A Contrast of Basic Differences among the Phenomenological Research Methods
Hurssel, being a logician, epistemologist, mathematician, and primarily a philosopher focused in grounding scientific and theoretical knowledge. On the other hand, while Heidegger he embraced the arts and scientific knowledge in his methods, his thoughts were inspired to focus on the question of being and mainly articulated matters concerning essential ontology. (Moustakas, n.d.) Although both philosophers claimed to apply the phenomenological method, Hurssel was more consistent as he was logical and, based his methods on secure knowledge and in addition to his discovery and utilization of phenomenological reduction. The question of being dominated Heidegger's thoughts and because he found the question of being having originated from Dasein, he thought that Dan was the one to interpret the question. (Cohen, Kahn, & Steeves, 2000)Therefore, he gave priority to interpretation. According to him, the phenomenological method of description is found within interpretation.
Literature reveals that most researches following the descriptive method are applied to highlight features of experiences that have not been adequately understood. On the other hand, the interpretive method is applied to analyze contextual aspects of an experience concerning other effects such as gender, employment, well-being, or culture of groups or people experiencing the situation. Having known this makes it possible for researchers to gain a better understanding of the experience, in order for caregivers to get proper knowledge required to address the needs of such people. The choice a proper phenomenological research method that is in harmony with Heidegger's interpretive or Husserl's descriptive phenomenology is important to the reliability of the proposed study. The nurse researcher is encouraged to observe care when naming and choosing their study approach, because their choices may have consequences in the quality of future studies.

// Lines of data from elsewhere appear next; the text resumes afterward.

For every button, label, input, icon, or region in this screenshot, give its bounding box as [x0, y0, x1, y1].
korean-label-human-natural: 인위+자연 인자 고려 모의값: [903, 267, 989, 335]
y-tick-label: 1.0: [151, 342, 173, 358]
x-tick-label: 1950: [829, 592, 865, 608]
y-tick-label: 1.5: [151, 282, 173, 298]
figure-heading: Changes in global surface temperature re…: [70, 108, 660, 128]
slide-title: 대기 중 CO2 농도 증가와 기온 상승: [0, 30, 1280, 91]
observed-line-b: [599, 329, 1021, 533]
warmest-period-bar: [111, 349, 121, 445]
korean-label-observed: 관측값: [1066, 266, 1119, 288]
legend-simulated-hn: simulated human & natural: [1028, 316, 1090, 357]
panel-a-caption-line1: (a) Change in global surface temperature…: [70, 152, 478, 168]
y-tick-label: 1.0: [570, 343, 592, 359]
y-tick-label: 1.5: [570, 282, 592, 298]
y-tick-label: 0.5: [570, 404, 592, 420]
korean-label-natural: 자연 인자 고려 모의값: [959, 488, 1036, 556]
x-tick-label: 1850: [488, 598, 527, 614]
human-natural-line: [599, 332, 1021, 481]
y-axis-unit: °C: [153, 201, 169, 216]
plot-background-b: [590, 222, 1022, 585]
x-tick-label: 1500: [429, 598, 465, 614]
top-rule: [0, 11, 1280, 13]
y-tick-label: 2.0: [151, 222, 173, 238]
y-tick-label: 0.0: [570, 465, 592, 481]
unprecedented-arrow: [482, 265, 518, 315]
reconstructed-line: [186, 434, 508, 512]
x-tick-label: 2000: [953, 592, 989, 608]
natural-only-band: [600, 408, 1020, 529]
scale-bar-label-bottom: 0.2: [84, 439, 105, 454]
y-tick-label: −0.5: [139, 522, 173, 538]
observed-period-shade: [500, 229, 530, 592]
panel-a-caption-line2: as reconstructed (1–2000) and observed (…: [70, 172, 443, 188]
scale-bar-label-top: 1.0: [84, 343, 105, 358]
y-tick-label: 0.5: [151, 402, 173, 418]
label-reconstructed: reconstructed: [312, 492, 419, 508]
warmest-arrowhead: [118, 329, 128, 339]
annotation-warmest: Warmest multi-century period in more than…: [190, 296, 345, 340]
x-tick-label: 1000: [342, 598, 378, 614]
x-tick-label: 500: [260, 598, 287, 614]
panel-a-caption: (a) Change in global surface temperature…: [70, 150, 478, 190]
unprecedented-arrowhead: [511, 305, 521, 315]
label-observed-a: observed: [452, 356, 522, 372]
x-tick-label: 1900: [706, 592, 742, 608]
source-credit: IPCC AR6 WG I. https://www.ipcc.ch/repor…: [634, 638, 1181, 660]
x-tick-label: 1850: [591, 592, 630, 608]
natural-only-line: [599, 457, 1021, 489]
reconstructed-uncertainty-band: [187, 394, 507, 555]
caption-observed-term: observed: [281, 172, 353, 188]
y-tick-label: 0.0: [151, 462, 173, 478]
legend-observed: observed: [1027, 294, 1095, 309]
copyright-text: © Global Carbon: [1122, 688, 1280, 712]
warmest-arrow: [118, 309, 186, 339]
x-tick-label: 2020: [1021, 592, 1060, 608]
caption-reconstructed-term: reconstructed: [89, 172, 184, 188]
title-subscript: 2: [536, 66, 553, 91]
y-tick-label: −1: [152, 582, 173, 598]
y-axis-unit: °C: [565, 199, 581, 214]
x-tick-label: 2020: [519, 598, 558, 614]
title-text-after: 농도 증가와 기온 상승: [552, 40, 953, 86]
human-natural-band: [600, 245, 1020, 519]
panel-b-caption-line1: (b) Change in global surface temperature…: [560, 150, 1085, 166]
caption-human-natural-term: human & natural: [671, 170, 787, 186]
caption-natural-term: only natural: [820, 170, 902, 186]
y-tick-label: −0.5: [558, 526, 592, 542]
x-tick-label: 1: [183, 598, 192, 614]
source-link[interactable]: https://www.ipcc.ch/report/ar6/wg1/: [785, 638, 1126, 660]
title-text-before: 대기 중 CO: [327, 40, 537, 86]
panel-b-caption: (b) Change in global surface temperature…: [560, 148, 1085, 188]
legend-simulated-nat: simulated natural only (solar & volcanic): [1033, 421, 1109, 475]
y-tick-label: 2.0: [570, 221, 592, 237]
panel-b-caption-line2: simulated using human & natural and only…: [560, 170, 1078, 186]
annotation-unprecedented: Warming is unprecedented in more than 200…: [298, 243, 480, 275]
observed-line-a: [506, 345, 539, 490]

Van Manen, M. (2016). Phenomenology of practice (1st ed.). Abingdon: Routledge.
Thomas, S. & Pollio, H. (2002). Listening to patients (1st ed.). New York: Springer Pub. Co.
Moustakas, C. Phenomenological research methods (1st ed.).
Cohen, M., Kahn, D., & Steeves, R. (2000). Hermeneutic phenomenological research (1st ed.). Thousand Oaks, Calif.: Sage Publications.
Heidegger, M. & Dahlstrom, D. (2005). Introduction to phenomenological research (1st ed.). Bloomington: Indiana University Press.